HİÇ ŞAŞIRMADIM -4

Allah'a iman eden insanlar için dostluk, vazgeçemediği erdemlerinden biridir. Buna rağmen Müslüman; din, dil, ırk ayırımı yapmadan birçok kendisi gibi düşünmeyen insana yardım eder. Ne hikmetse onlardan dostluk görmez.

Fakat yine de dostluktan vazgeçmez. Bu inanç ne deryadır ki, her dalgasında ayrı bir rahmet vardır.  Oysa çıkarları uğruna dünyayı parselleyen süper güçlerin şeytan arenasında, İslam coğrafyasının kan ağlayan Müslümanlara sözde yaralarına merhem olan sahte kahramanları, işaret buyurun adalet dağıtmaktadırlar.

Unutmayalım ki; düşmanlarımızın kalbinde bizi yakacak ateşleri her zaman vardır. Akıllı insanlar, o ateşi daha ziyade parlatmaya bakmaz. İyilik ferasetiyle söndürmeye çalışır. Süper güçler, kendi çıkarlarının üstündeki hiçbir olaya müspet bakmaz.

Onlar için tek önemli unsur güçtür. Bu gücün altında ezilen masum insanlar ise; sadece malzemedir. Maneviyat, özgürlük ve barış sadece slogandır. Onlar; külün içine basmaktan çekinir. Korkusu külden değil, külün içindeki gizli ateştendir.  İşte o; Allah'a dost olmuş gönül erlerinin cihat şuurudur, iman ateşidir.

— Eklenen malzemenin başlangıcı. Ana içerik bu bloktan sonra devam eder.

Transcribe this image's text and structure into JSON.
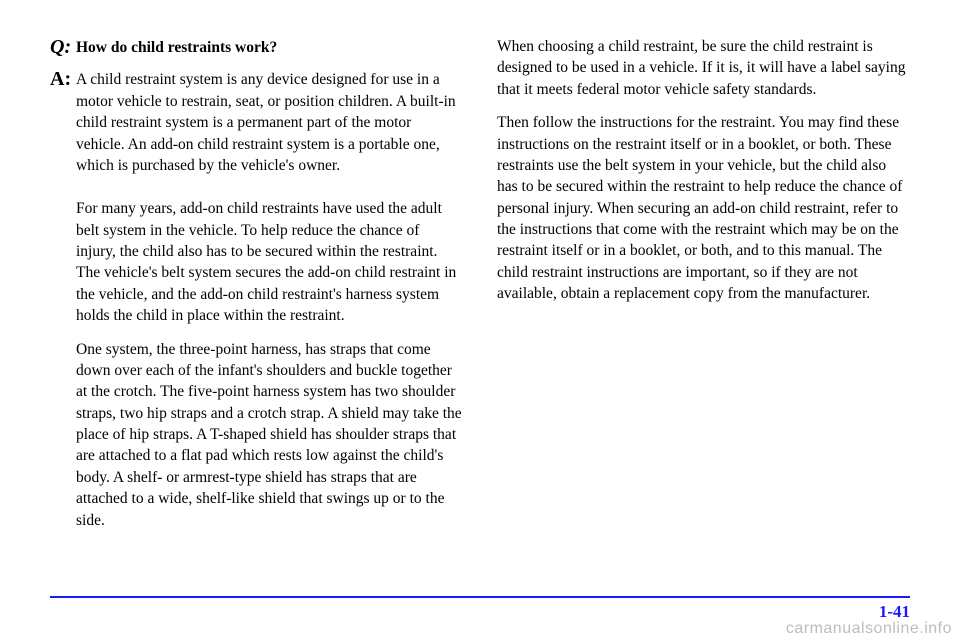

İnsanın düşmanlarını sevindirecek şekilde yaşaması yerine, şerefiyle ölmesi daha iyidir. Çünkü iyi insanlar ölünce iyilikleriyle birlikte gömülür ve ortadan kalkarlar. Oysa hayatı kaybetmekten daha acı bir şey vardır, yaşamanın manasını kaybetmek...

Nasıl ki bir at üzerindeki zengin koşumları farkında olmazsa; vurdumduymaz zevksiz bir ahmak da içinde yaşadığı nimetlerin tadına varamaz. Çünkü aptallıkla gurur bir kökten yetişir. Sonuçta zulüm, ahdi bozmak ve hile etmek, kişiliğine bozuk bir karakter olarak aleyhine döner. Masumlara yapılan zulmün, karşılıksız kalmayacağını hayatıyla ödeyebilir.

Ötekini berikini yumruk altında ezmek isteyen kimse, kendisinden daha kuvvetlilerin yumrukları altında can verir. O bilmelidir ki; merhamet kuzuya zulümdür. Bu hususta belki zorluklarla karşılaşabilir. Fakat zorluklar irademizi takviye eden acı ilaçlardır. Ki; cesaret ve iradesi zayıf olan kişileri küçük tehlikeler dahi yıldırabilir.

Ömrümüzü yalnız değeri olan işlere, yüksek duygu ve düşüncelere, gerçek sevgilere, eseri yaşayacak teşebbüslere ayırmamız gerekir. Aksi takdirde, hayal yedi, bir film 90 dakika sürer. Ama bedbahtlık ömür boyu devam eder.

Kul, bütün varlığı ile günahları bırakmaya karar verdiği zaman, ilahi imdat onu her tarafından kaplar. Menfaatler uğruna suçunu gizlemek, onu işlemekten daha beter bir suçtur. Oysa menfaatler, gözü en tatlı şekilde kör eden bir araçtır.

Hâlbuki hatalar, saman çöpleri gibi suyun yüzünde giderler.  İnsanlar hemen görebilir. Ulaşılmak istenilen mevkilere gelince, öyle bir hırstır ki; her eşyayı büyülten bazı camlar gibidir. Bu gibi mevkilerde bütün kusurlar olduklarından büyük görünürler. Artık pişman olmakta kurtaramaz insanı çünkü iş işten geçmiştir.